Under these waiver agreements, commercial broadcasters can ignore the performance complement if done in the context of a simulcast of a routine over-the-air broadcast. So common radio broadcast programming practices like playing “6 album sides at six”, or a Beatles Brunch, would be permissible in a simulcast. But, with these waivers expiring this week, the NAB announced that it is attempting to negotiate extensions that will carry through during the next royalty period. Why weren’t these waivers included in the CRB decision? Probably because the CRB does not have the right to waive the statutory obligations of the Copyright Act that set out the performance complement – only the copyright owners themselves (usually the labels) can do so. So these waivers must be negotiated directly with the copyright holders.
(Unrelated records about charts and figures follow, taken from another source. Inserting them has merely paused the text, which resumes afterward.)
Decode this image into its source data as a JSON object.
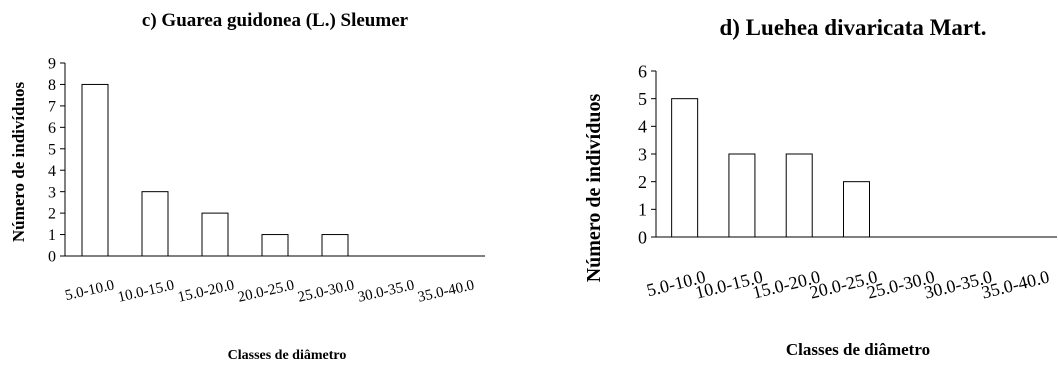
{
  "chart_data": [
    {
      "type": "bar",
      "title": "c) Guarea guidonea (L.) Sleumer",
      "xlabel": "Classes de diâmetro",
      "ylabel": "Número de indivíduos",
      "categories": [
        "5.0-10.0",
        "10.0-15.0",
        "15.0-20.0",
        "20.0-25.0",
        "25.0-30.0",
        "30.0-35.0",
        "35.0-40.0"
      ],
      "values": [
        8,
        3,
        2,
        1,
        1,
        0,
        0
      ],
      "ylim": [
        0,
        9
      ],
      "yticks": [
        "0",
        "1",
        "2",
        "3",
        "4",
        "5",
        "6",
        "7",
        "8",
        "9"
      ],
      "grid": false,
      "bar_fill": "#ffffff",
      "bar_stroke": "#000000"
    },
    {
      "type": "bar",
      "title": "d) Luehea divaricata Mart.",
      "xlabel": "Classes de diâmetro",
      "ylabel": "Número de indivíduos",
      "categories": [
        "5.0-10.0",
        "10.0-15.0",
        "15.0-20.0",
        "20.0-25.0",
        "25.0-30.0",
        "30.0-35.0",
        "35.0-40.0"
      ],
      "values": [
        5,
        3,
        3,
        2,
        0,
        0,
        0
      ],
      "ylim": [
        0,
        6
      ],
      "yticks": [
        "0",
        "1",
        "2",
        "3",
        "4",
        "5",
        "6"
      ],
      "grid": false,
      "bar_fill": "#ffffff",
      "bar_stroke": "#000000"
    }
  ]
}
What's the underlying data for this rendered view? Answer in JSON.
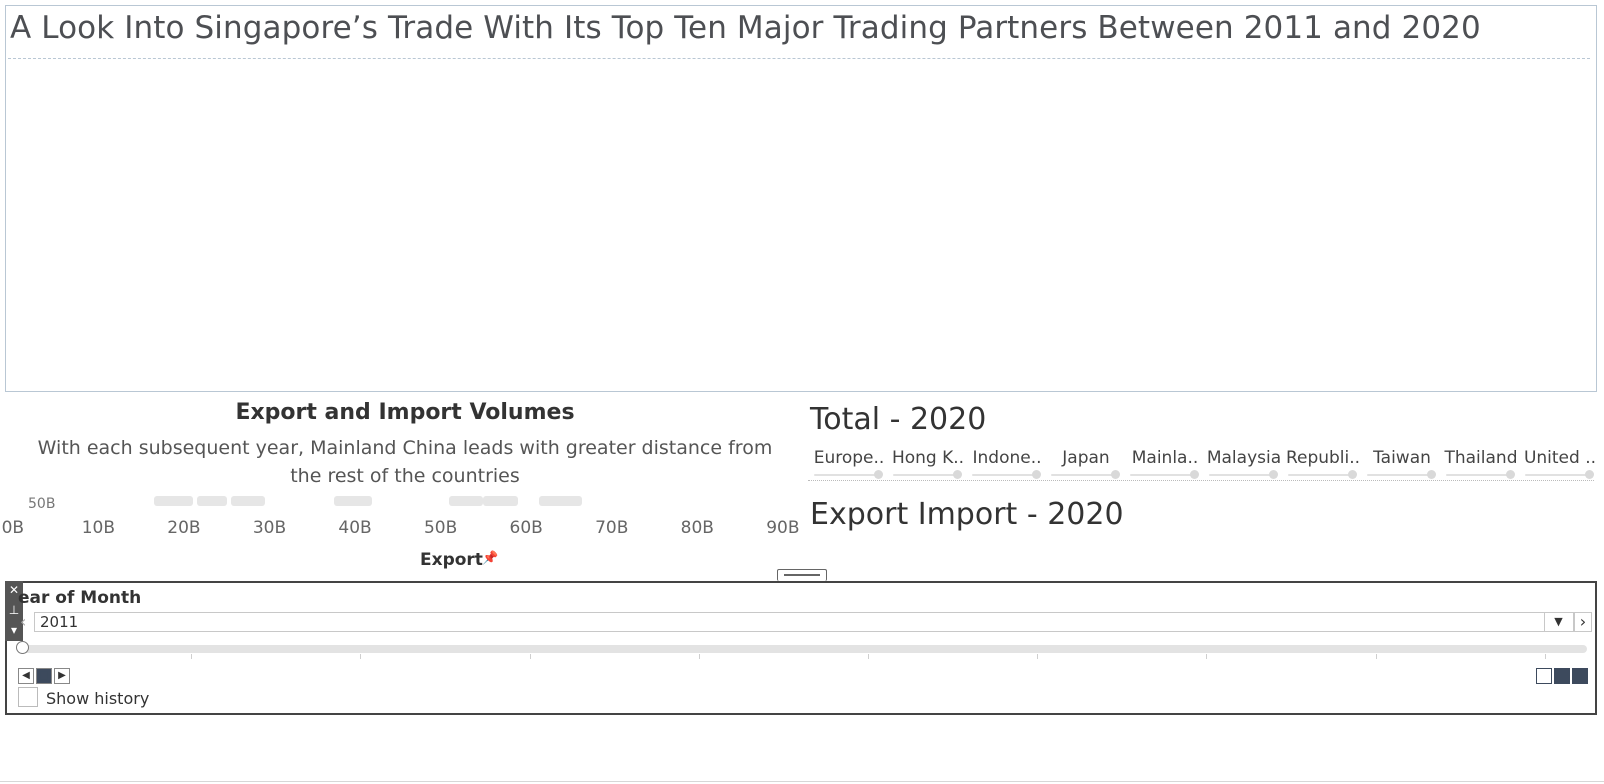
{
  "dashboard": {
    "title": "A Look Into Singapore’s Trade With Its Top Ten Major Trading Partners Between 2011 and 2020"
  },
  "export_chart": {
    "title": "Export and Import Volumes",
    "subtitle": "With each subsequent year, Mainland China leads with greater distance from the rest of the countries",
    "cut_off_label": "50B",
    "axis_title": "Export",
    "pin_icon": "pin-icon",
    "x_ticks": [
      "0B",
      "10B",
      "20B",
      "30B",
      "40B",
      "50B",
      "60B",
      "70B",
      "80B",
      "90B"
    ],
    "x_tick_values": [
      0,
      10,
      20,
      30,
      40,
      50,
      60,
      70,
      80,
      90
    ],
    "x_range": [
      -1.5,
      92
    ],
    "ghost_marks": [
      {
        "from": 16.5,
        "to": 21
      },
      {
        "from": 21.5,
        "to": 25
      },
      {
        "from": 25.5,
        "to": 29.5
      },
      {
        "from": 37.5,
        "to": 42
      },
      {
        "from": 51,
        "to": 55
      },
      {
        "from": 55,
        "to": 59
      },
      {
        "from": 61.5,
        "to": 66.5
      }
    ]
  },
  "total_panel": {
    "title": "Total - 2020",
    "partners": [
      "Europe..",
      "Hong K..",
      "Indone..",
      "Japan",
      "Mainla..",
      "Malaysia",
      "Republi..",
      "Taiwan",
      "Thailand",
      "United .."
    ]
  },
  "export_import_panel": {
    "title": "Export Import - 2020"
  },
  "pages_control": {
    "label": "ear of Month",
    "selected_value": "2011",
    "close_icon": "close-icon",
    "pin_icon": "pin-icon",
    "menu_icon": "chevron-down-icon",
    "prev_icon": "chevron-left-icon",
    "next_icon": "chevron-right-icon",
    "dropdown_icon": "chevron-down-icon",
    "slider_position": 0,
    "show_history_label": "Show history",
    "show_history_checked": false
  },
  "colors": {
    "title_text": "#4d4f53",
    "panel_border": "#b9c7d4",
    "control_dark": "#3d4a5d"
  }
}
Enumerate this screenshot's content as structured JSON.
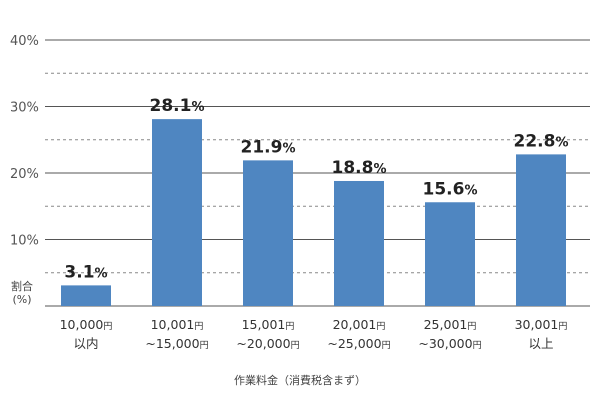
{
  "chart_data": {
    "type": "bar",
    "categories": [
      {
        "lines": [
          {
            "num": "10,000",
            "unit": "円"
          },
          {
            "num": "以内",
            "unit": ""
          }
        ]
      },
      {
        "lines": [
          {
            "num": "10,001",
            "unit": "円"
          },
          {
            "num": "~15,000",
            "unit": "円"
          }
        ]
      },
      {
        "lines": [
          {
            "num": "15,001",
            "unit": "円"
          },
          {
            "num": "~20,000",
            "unit": "円"
          }
        ]
      },
      {
        "lines": [
          {
            "num": "20,001",
            "unit": "円"
          },
          {
            "num": "~25,000",
            "unit": "円"
          }
        ]
      },
      {
        "lines": [
          {
            "num": "25,001",
            "unit": "円"
          },
          {
            "num": "~30,000",
            "unit": "円"
          }
        ]
      },
      {
        "lines": [
          {
            "num": "30,001",
            "unit": "円"
          },
          {
            "num": "以上",
            "unit": ""
          }
        ]
      }
    ],
    "values": [
      3.1,
      28.1,
      21.9,
      18.8,
      15.6,
      22.8
    ],
    "data_labels": [
      {
        "num": "3.1",
        "unit": "%"
      },
      {
        "num": "28.1",
        "unit": "%"
      },
      {
        "num": "21.9",
        "unit": "%"
      },
      {
        "num": "18.8",
        "unit": "%"
      },
      {
        "num": "15.6",
        "unit": "%"
      },
      {
        "num": "22.8",
        "unit": "%"
      }
    ],
    "y_ticks": [
      {
        "value": 10,
        "label": "10%"
      },
      {
        "value": 20,
        "label": "20%"
      },
      {
        "value": 30,
        "label": "30%"
      },
      {
        "value": 40,
        "label": "40%"
      }
    ],
    "ylim": [
      0,
      40
    ],
    "ylabel_lines": [
      "割合",
      "(%)"
    ],
    "xlabel": "作業料金（消費税含まず）",
    "grid": {
      "major_every": 10,
      "minor_every": 5
    },
    "colors": {
      "bar": "#4f86c1",
      "major_grid": "#555555",
      "minor_grid": "#888888"
    }
  }
}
Another controversy that is arising as the result of the expiration of agreements entered into in 2009 under the Webcaster Settlement Acts is the expiration of deals governing small commercial webcasters. As we wrote in our description of the CRB decision, as no small webcasters participated in the CRB proceeding, there was no one to argue for a percentage of revenue royalty that had governed the royalties paid by many small webcasters and “hobbyists.” The Small Webcaster Agreement (about which we wrote here) also expires this week. The Webcaster Settlement Act agreements were entered into after the decision in the 2006 CRB webcasting rate proceeding set rates that many small webcasters believed were too high to allow them to operate. That agreement lasted through the end of this year. A similar situation occurred after the first webcasting royalty proceeding in 2001, when the Small Webcasters Settlement Act was arrived at after the decision seemingly would have put many if not all small webcasters out of business. So small webcasters have had percentage of revenue royalties on which they could rely essentially since the royalties were first initiated. Both webcasting groups (see the RAIN newsletter article here) and some music industry groups (see the Future of Music Coalition statement here) worry about the loss of diversity that may result if the percentage-of-revenue royalties disappear, and if that results in many of these small independent webcasters actually going out of business. As after the 2001 and 2006 decisions, it is possible that there can be post-decision settlement agreements, but whether such deals can be negotiated and enacted remains to be seen.
These are but some of the more apparent changes that have occurred with the ending of the Webcaster Settlement Acts – and how these play out in the next few months remain to be seen – but no doubt we have not heard the last of these issues.